I think you'll see greater benifit from the additional memory and dual channel memory operation than with the cpu upgrade. Xp loves 1Gb and really hums with 2Gb, more than that and its a point of dimishing returns on money invested. Most people report sluggishnes when not running in dual channel and typically there is a 5%-10% gain along with the smoother operation. Watch your temps and voltages when you do the upgrade, typical 400W psu's (you didn't state brand and model) only have 17-18 amps on the 12V rail, which is boarderline to bare minimum for a gpu that will be pulling 90-125 watts at full load (in comparison your cpu is pulling 85-135 watts at full load) that doesn't leave much for the rest of the system as the mobo takes about 100 watts, 30 watts for each hdd etc.

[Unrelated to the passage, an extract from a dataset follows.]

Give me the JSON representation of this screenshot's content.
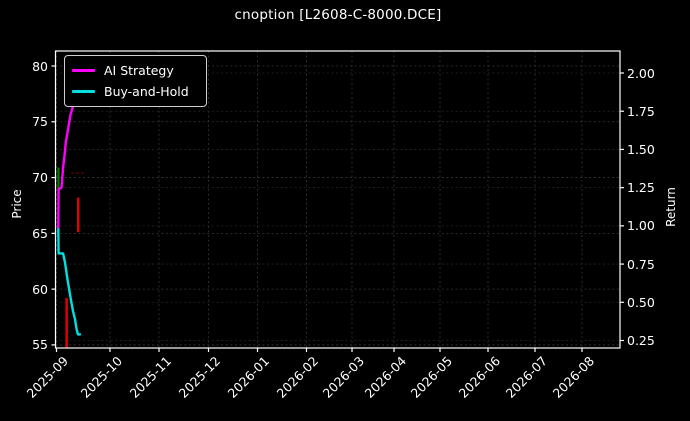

If your temps do rise, consider upgrading the case fans to ones with higher CFM output, the 8600gt can get hot (80C !) under load.


----------



## Roadster (Nov 21, 2007)

The new PSU is a Bestec ATX-400W, the exact same make and dimensions as the existing Bestec 300W PSU in the unit currently, and also the same make & model used by HP in their Pavilion media computers (slightly higher end than my Pavilion model). The specs for the video card called for a minimum of 350W, so I thought there would be sufficient overhead available with a 400W PSU.

Can you check the specs for the ATX-400W and let me know if it will be sufficient, in light of you concerns? I'm traveling home today from a business trip and pecking out this reply on my Motorola Q smartphone as my plane is about to board, so I can't readily do a normal Google search.


----------



## Roadster (Nov 21, 2007)

OK, I found the relevant specs after I got home.

Here is the spec sheet for the Bestec ATX-400W power supply unit...

http://www.power-on.com/atx12vhp400bt.html

Note: Max current is 17 A on +12Va

Here are the specs for the EVGA GeForce 8600 GT graphic card...



> Specifications
> Download PDF Spec Sheet
> 
> Performance
> ...


I only noticed the wattage spec before. I didn't see the amperage spec in parentheses.

Unfortunately, hardly any of the ATX power supplies on the following list meet the 22 Amp minimum spec...

http://www.atxpowersupplies.com/choosing-a-power-supply.htm

:sigh:


----------



## bpbp00 (Dec 14, 2007)

twajetmech is right on the 2x 1gb memory being better than 3 gb. I have run Sandra benchmarks on both the 2x 1gb and 3 gb and all are faster by about 6-8%. I also have a picture loading application that loads a rather large picture in 7 seconds using the dual channel and 8+ seconds with the 3 gb. So that is the way to go on the memory. As far as the mobo, the only thing I don't like about it is the fact that I can't overclock it, but it's still the fastest of my 5 desktops. Good luck with the upgrade.
Bob


----------



## bpbp00 (Dec 14, 2007)

Oh, 1 more thing on the dual channel, the 1gb memory sticks MUST be installed in the same color slots (usually 1 & 3 or 2 & 4) - one is black and one is blue. Both are hard to get at on my mobo which is the same as yours. I have to disconnect both of the mb power supply plugs and move them out of the way to install the memory. And don't do what I did. I installed the memory, closed up the PC, moved everything back where it belonged on my desk, pushed the power-on button - NOTHING !! I forgot to plug in the two power supply cables. 
Bob


----------



## twajetmech (Jul 1, 2004)

these psu's will have more than 24V on the 12V rail ! I don't care much for multi-rail psu's
http://www.newegg.com/Product/Product.aspx?Item=N82E16817703011
http://www.newegg.com/Product/Product.aspx?Item=N82E16817703005
http://www.newegg.com/Product/Product.aspx?Item=N82E16817703001


----------